A en croire ce dernier, partout en Afrique, les besoins sont nombreux et urgents, et l’Etat doit encore beaucoup faire, surtout en matière d’infrastructures de base, exploitables sur le long terme, et qui demandent des financements lourds.

A cela s’ajoutent, selon Macky Sall, les dépenses incompressibles en matière de sécurité et d’adaptation au changement climatique. Au-delà de ces défis, trois obstacles majeurs plombent les efforts des gouvernants africains si l’on en croit le président sénégalais.

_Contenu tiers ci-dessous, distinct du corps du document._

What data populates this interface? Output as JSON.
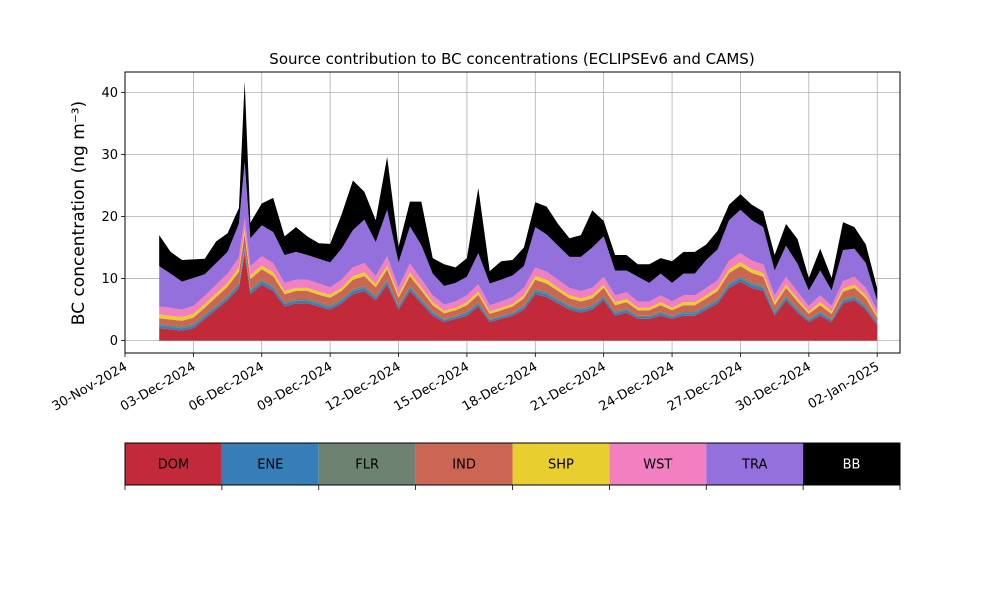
{
  "chart_data": {
    "type": "area",
    "stacked": true,
    "title": "Source contribution to BC concentrations (ECLIPSEv6 and CAMS)",
    "ylabel": "BC concentration (ng m⁻³)",
    "xlabel": "",
    "ylim": [
      -2,
      43.3
    ],
    "xlim_dates": [
      "2024-11-30T00:00",
      "2025-01-03T00:00"
    ],
    "grid": true,
    "legend_placement": "below",
    "x_tick_labels": [
      "30-Nov-2024",
      "03-Dec-2024",
      "06-Dec-2024",
      "09-Dec-2024",
      "12-Dec-2024",
      "15-Dec-2024",
      "18-Dec-2024",
      "21-Dec-2024",
      "24-Dec-2024",
      "27-Dec-2024",
      "30-Dec-2024",
      "02-Jan-2025"
    ],
    "y_ticks": [
      0,
      10,
      20,
      30,
      40
    ],
    "x": [
      "2024-12-01T12:00",
      "2024-12-02T00:00",
      "2024-12-02T12:00",
      "2024-12-03T00:00",
      "2024-12-03T12:00",
      "2024-12-04T00:00",
      "2024-12-04T12:00",
      "2024-12-05T00:00",
      "2024-12-05T06:00",
      "2024-12-05T12:00",
      "2024-12-06T00:00",
      "2024-12-06T12:00",
      "2024-12-07T00:00",
      "2024-12-07T12:00",
      "2024-12-08T00:00",
      "2024-12-08T12:00",
      "2024-12-09T00:00",
      "2024-12-09T12:00",
      "2024-12-10T00:00",
      "2024-12-10T12:00",
      "2024-12-11T00:00",
      "2024-12-11T12:00",
      "2024-12-12T00:00",
      "2024-12-12T12:00",
      "2024-12-13T00:00",
      "2024-12-13T12:00",
      "2024-12-14T00:00",
      "2024-12-14T12:00",
      "2024-12-15T00:00",
      "2024-12-15T12:00",
      "2024-12-16T00:00",
      "2024-12-16T12:00",
      "2024-12-17T00:00",
      "2024-12-17T12:00",
      "2024-12-18T00:00",
      "2024-12-18T12:00",
      "2024-12-19T00:00",
      "2024-12-19T12:00",
      "2024-12-20T00:00",
      "2024-12-20T12:00",
      "2024-12-21T00:00",
      "2024-12-21T12:00",
      "2024-12-22T00:00",
      "2024-12-22T12:00",
      "2024-12-23T00:00",
      "2024-12-23T12:00",
      "2024-12-24T00:00",
      "2024-12-24T12:00",
      "2024-12-25T00:00",
      "2024-12-25T12:00",
      "2024-12-26T00:00",
      "2024-12-26T12:00",
      "2024-12-27T00:00",
      "2024-12-27T12:00",
      "2024-12-28T00:00",
      "2024-12-28T12:00",
      "2024-12-29T00:00",
      "2024-12-29T12:00",
      "2024-12-30T00:00",
      "2024-12-30T12:00",
      "2024-12-31T00:00",
      "2024-12-31T12:00",
      "2025-01-01T00:00",
      "2025-01-01T12:00",
      "2025-01-02T00:00"
    ],
    "series": [
      {
        "name": "DOM",
        "color": "#c22a3a",
        "values": [
          2.0,
          1.8,
          1.6,
          2.0,
          3.5,
          5.0,
          6.5,
          8.5,
          14.0,
          7.5,
          9.0,
          8.0,
          5.5,
          6.0,
          6.0,
          5.5,
          5.0,
          6.0,
          7.5,
          8.0,
          6.5,
          9.0,
          5.0,
          8.0,
          6.0,
          4.0,
          3.0,
          3.5,
          4.0,
          5.5,
          3.0,
          3.5,
          4.0,
          5.0,
          7.5,
          7.0,
          6.0,
          5.0,
          4.5,
          5.0,
          6.5,
          4.0,
          4.5,
          3.5,
          3.5,
          4.0,
          3.5,
          4.0,
          4.0,
          5.0,
          6.0,
          8.5,
          9.5,
          8.5,
          8.0,
          4.0,
          6.5,
          4.5,
          3.0,
          4.0,
          3.0,
          6.0,
          6.5,
          5.0,
          2.5
        ]
      },
      {
        "name": "ENE",
        "color": "#377eb8",
        "values": [
          0.4,
          0.4,
          0.4,
          0.4,
          0.4,
          0.4,
          0.4,
          0.5,
          0.6,
          0.5,
          0.5,
          0.5,
          0.4,
          0.4,
          0.4,
          0.4,
          0.4,
          0.4,
          0.5,
          0.5,
          0.4,
          0.5,
          0.4,
          0.5,
          0.4,
          0.4,
          0.3,
          0.3,
          0.4,
          0.4,
          0.3,
          0.3,
          0.3,
          0.4,
          0.5,
          0.5,
          0.4,
          0.4,
          0.4,
          0.4,
          0.4,
          0.4,
          0.4,
          0.3,
          0.3,
          0.4,
          0.3,
          0.4,
          0.4,
          0.4,
          0.4,
          0.5,
          0.5,
          0.5,
          0.5,
          0.4,
          0.4,
          0.4,
          0.3,
          0.4,
          0.3,
          0.4,
          0.4,
          0.4,
          0.3
        ]
      },
      {
        "name": "FLR",
        "color": "#6d8270",
        "values": [
          0.3,
          0.3,
          0.3,
          0.3,
          0.3,
          0.3,
          0.3,
          0.3,
          0.4,
          0.3,
          0.3,
          0.3,
          0.3,
          0.3,
          0.3,
          0.3,
          0.3,
          0.3,
          0.3,
          0.3,
          0.3,
          0.3,
          0.3,
          0.3,
          0.3,
          0.3,
          0.2,
          0.2,
          0.3,
          0.3,
          0.2,
          0.2,
          0.2,
          0.3,
          0.3,
          0.3,
          0.3,
          0.3,
          0.3,
          0.3,
          0.3,
          0.3,
          0.3,
          0.2,
          0.2,
          0.3,
          0.2,
          0.3,
          0.3,
          0.3,
          0.3,
          0.3,
          0.3,
          0.3,
          0.3,
          0.3,
          0.3,
          0.3,
          0.2,
          0.3,
          0.2,
          0.3,
          0.3,
          0.3,
          0.2
        ]
      },
      {
        "name": "IND",
        "color": "#cc6654",
        "values": [
          0.9,
          0.9,
          0.9,
          1.0,
          1.1,
          1.3,
          1.5,
          1.8,
          2.2,
          1.6,
          1.7,
          1.6,
          1.3,
          1.3,
          1.3,
          1.2,
          1.2,
          1.3,
          1.5,
          1.6,
          1.4,
          1.7,
          1.2,
          1.6,
          1.4,
          1.0,
          0.9,
          0.9,
          1.0,
          1.2,
          0.8,
          0.9,
          1.0,
          1.1,
          1.5,
          1.4,
          1.3,
          1.1,
          1.1,
          1.1,
          1.3,
          1.0,
          1.0,
          0.9,
          0.9,
          1.0,
          0.9,
          1.0,
          1.0,
          1.1,
          1.3,
          1.6,
          1.7,
          1.6,
          1.5,
          1.0,
          1.3,
          1.1,
          0.8,
          1.0,
          0.8,
          1.2,
          1.3,
          1.1,
          0.7
        ]
      },
      {
        "name": "SHP",
        "color": "#e8cf2f",
        "values": [
          0.6,
          0.6,
          0.6,
          0.6,
          0.6,
          0.6,
          0.6,
          0.7,
          0.8,
          0.6,
          0.6,
          0.6,
          0.5,
          0.5,
          0.5,
          0.5,
          0.5,
          0.5,
          0.6,
          0.6,
          0.5,
          0.6,
          0.5,
          0.6,
          0.5,
          0.5,
          0.4,
          0.4,
          0.5,
          0.5,
          0.4,
          0.4,
          0.4,
          0.5,
          0.6,
          0.6,
          0.5,
          0.5,
          0.5,
          0.5,
          0.5,
          0.5,
          0.5,
          0.4,
          0.4,
          0.5,
          0.4,
          0.5,
          0.5,
          0.5,
          0.5,
          0.6,
          0.6,
          0.6,
          0.6,
          0.5,
          0.5,
          0.5,
          0.4,
          0.5,
          0.4,
          0.5,
          0.5,
          0.5,
          0.4
        ]
      },
      {
        "name": "WST",
        "color": "#f27fbf",
        "values": [
          1.3,
          1.3,
          1.2,
          1.3,
          1.3,
          1.4,
          1.5,
          1.6,
          1.8,
          1.5,
          1.5,
          1.5,
          1.3,
          1.3,
          1.3,
          1.3,
          1.2,
          1.3,
          1.4,
          1.5,
          1.3,
          1.5,
          1.2,
          1.4,
          1.3,
          1.1,
          1.0,
          1.0,
          1.1,
          1.2,
          1.0,
          1.0,
          1.1,
          1.2,
          1.4,
          1.3,
          1.3,
          1.2,
          1.2,
          1.2,
          1.3,
          1.1,
          1.1,
          1.0,
          1.0,
          1.1,
          1.0,
          1.1,
          1.1,
          1.2,
          1.2,
          1.4,
          1.5,
          1.4,
          1.4,
          1.1,
          1.3,
          1.1,
          0.9,
          1.1,
          0.9,
          1.2,
          1.3,
          1.2,
          0.8
        ]
      },
      {
        "name": "TRA",
        "color": "#9470dc",
        "values": [
          6.5,
          5.5,
          4.5,
          4.5,
          3.5,
          3.5,
          3.5,
          5.5,
          9.0,
          4.5,
          5.0,
          5.0,
          4.5,
          4.5,
          4.0,
          4.0,
          4.0,
          5.0,
          6.0,
          7.0,
          5.5,
          7.5,
          4.0,
          6.0,
          5.5,
          3.5,
          3.0,
          3.0,
          3.0,
          5.0,
          3.5,
          3.5,
          3.5,
          3.5,
          6.5,
          6.0,
          5.5,
          5.0,
          5.5,
          6.5,
          6.5,
          4.0,
          3.5,
          4.0,
          3.0,
          3.5,
          3.0,
          3.5,
          3.5,
          4.5,
          5.0,
          6.5,
          7.0,
          6.5,
          6.0,
          4.0,
          5.0,
          4.5,
          2.5,
          4.0,
          2.5,
          5.0,
          4.5,
          4.0,
          1.5
        ]
      },
      {
        "name": "BB",
        "color": "#000000",
        "values": [
          5.0,
          3.5,
          3.5,
          3.0,
          2.5,
          3.5,
          3.0,
          2.5,
          13.0,
          2.5,
          3.5,
          5.5,
          3.0,
          4.0,
          3.0,
          2.5,
          3.0,
          5.5,
          8.0,
          4.5,
          3.5,
          8.5,
          2.5,
          4.0,
          7.0,
          2.5,
          3.5,
          2.5,
          3.0,
          10.5,
          2.0,
          3.0,
          2.5,
          3.0,
          4.0,
          4.5,
          3.5,
          3.0,
          3.5,
          6.0,
          2.5,
          2.5,
          2.5,
          2.0,
          3.0,
          2.5,
          3.5,
          3.5,
          3.5,
          2.5,
          3.0,
          2.5,
          2.5,
          2.5,
          2.5,
          2.5,
          3.5,
          4.0,
          2.0,
          3.5,
          2.0,
          4.5,
          3.5,
          3.0,
          2.0
        ]
      }
    ]
  },
  "legend": [
    {
      "label": "DOM",
      "color": "#c22a3a",
      "text_color": "#000000"
    },
    {
      "label": "ENE",
      "color": "#377eb8",
      "text_color": "#000000"
    },
    {
      "label": "FLR",
      "color": "#6d8270",
      "text_color": "#000000"
    },
    {
      "label": "IND",
      "color": "#cc6654",
      "text_color": "#000000"
    },
    {
      "label": "SHP",
      "color": "#e8cf2f",
      "text_color": "#000000"
    },
    {
      "label": "WST",
      "color": "#f27fbf",
      "text_color": "#000000"
    },
    {
      "label": "TRA",
      "color": "#9470dc",
      "text_color": "#000000"
    },
    {
      "label": "BB",
      "color": "#000000",
      "text_color": "#ffffff"
    }
  ]
}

Il s’agit du plafonnement de l’endettement à 70% du PIB pour les pays membres de l’UEMOA ; du seuil de 3% du déficit budgétaire à ne pas dépasser et le coût élevé des primes d’assurance, « à cause d’une perception exagérée du risque d’investir en Afrique, alors même que pour nombre de pays africains, ce risque n’est guère plus élevé qu’ailleurs ».

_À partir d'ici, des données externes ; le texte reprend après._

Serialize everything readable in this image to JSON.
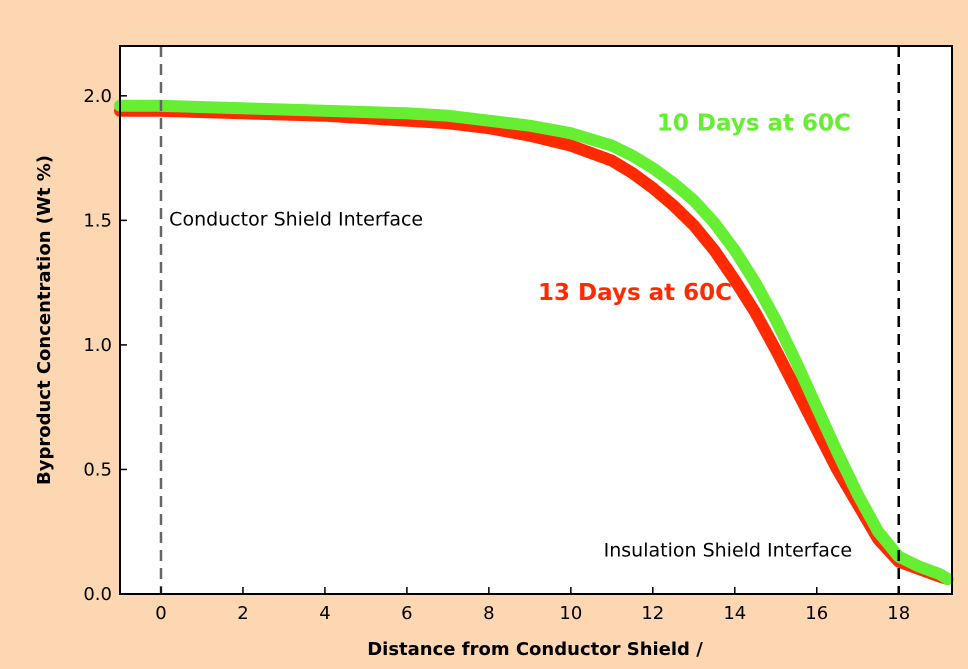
{
  "chart_data": {
    "type": "line",
    "title": "",
    "xlabel": "Distance from Conductor Shield /",
    "ylabel": "Byproduct Concentration (Wt %)",
    "xlim": [
      -1,
      19.3
    ],
    "ylim": [
      0,
      2.2
    ],
    "xticks": [
      0,
      2,
      4,
      6,
      8,
      10,
      12,
      14,
      16,
      18
    ],
    "yticks": [
      0.0,
      0.5,
      1.0,
      1.5,
      2.0
    ],
    "xtick_labels": [
      "0",
      "2",
      "4",
      "6",
      "8",
      "10",
      "12",
      "14",
      "16",
      "18"
    ],
    "ytick_labels": [
      "0.0",
      "0.5",
      "1.0",
      "1.5",
      "2.0"
    ],
    "grid": false,
    "series": [
      {
        "name": "13 Days at 60C",
        "color": "#ff2a00",
        "x": [
          -1,
          0,
          2,
          4,
          6,
          7,
          8,
          9,
          10,
          11,
          11.5,
          12,
          12.5,
          13,
          13.5,
          14,
          14.5,
          15,
          15.5,
          16,
          16.5,
          17,
          17.5,
          18,
          18.5,
          19,
          19.2
        ],
        "y": [
          1.94,
          1.94,
          1.93,
          1.92,
          1.9,
          1.89,
          1.87,
          1.84,
          1.8,
          1.74,
          1.69,
          1.63,
          1.56,
          1.48,
          1.38,
          1.26,
          1.13,
          0.98,
          0.82,
          0.66,
          0.5,
          0.36,
          0.22,
          0.13,
          0.1,
          0.07,
          0.06
        ]
      },
      {
        "name": "10 Days at 60C",
        "color": "#66ee33",
        "x": [
          -1,
          0,
          2,
          4,
          6,
          7,
          8,
          9,
          10,
          11,
          11.5,
          12,
          12.5,
          13,
          13.5,
          14,
          14.5,
          15,
          15.5,
          16,
          16.5,
          17,
          17.5,
          18,
          18.5,
          19,
          19.2
        ],
        "y": [
          1.96,
          1.96,
          1.95,
          1.94,
          1.93,
          1.92,
          1.9,
          1.88,
          1.85,
          1.8,
          1.76,
          1.71,
          1.65,
          1.58,
          1.49,
          1.38,
          1.25,
          1.1,
          0.93,
          0.75,
          0.57,
          0.4,
          0.25,
          0.15,
          0.11,
          0.08,
          0.06
        ]
      }
    ],
    "reference_lines": [
      {
        "x": 0,
        "color": "#666666"
      },
      {
        "x": 18,
        "color": "#000000"
      }
    ],
    "annotations": [
      {
        "text": "Conductor Shield Interface",
        "x": 0.2,
        "y": 1.48
      },
      {
        "text": "Insulation Shield Interface",
        "x": 10.8,
        "y": 0.15
      },
      {
        "text": "10 Days at 60C",
        "x": 12.1,
        "y": 1.86,
        "color": "#66ee33"
      },
      {
        "text": "13 Days at 60C",
        "x": 9.2,
        "y": 1.18,
        "color": "#ff2a00"
      }
    ],
    "colors": {
      "page_background": "#fcd7b1",
      "plot_background": "#ffffff"
    }
  }
}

Sur ces trois points, Macky Sall a plaidé pour une réforme urgente des règles, notamment celles de l’OCDE sur les conditions d’octroi des crédits export. « On ne peut pas appliquer les mêmes standards à des pays à forces et besoins inégaux », a-t-il dit.

« Nous voulons un assouplissement des règles de plafonnement de l’endettement et du déficit budgétaire, et une correction de la perception du risque d’investissement en Afrique, pour une notation plus juste, et donc des coûts de primes d’assurance moins élevés », a-t-il martelé.

Le président Sall est en effet convaincu que c’est ce paquet de réformes qui facilitera l’accès des pays africains aux ressources nécessaires au financement de leurs efforts de relance et d’émergence.

Le chef de l’Etat sénégalais a en outre souligné la nécessité pour les pays africains de poursuivre les réformes à l’échelle nationale pour faciliter l’investissement, simplifier et élargir la base d’imposition fiscale afin d’accroître la mobilisation des ressources internes et soutenir la transparence budgétaire.

Revenant au sommet proprement dit, Macky Sall a indiqué qu’il sera une réussite s’il parvient à établir et porter une dynamique novatrice à trois niveaux : la réforme ; un nouvel état d’esprit de partenariat et de nouveaux paradigmes pour un New Deal, à défaut d’un Plan Marshall pour l’Afrique.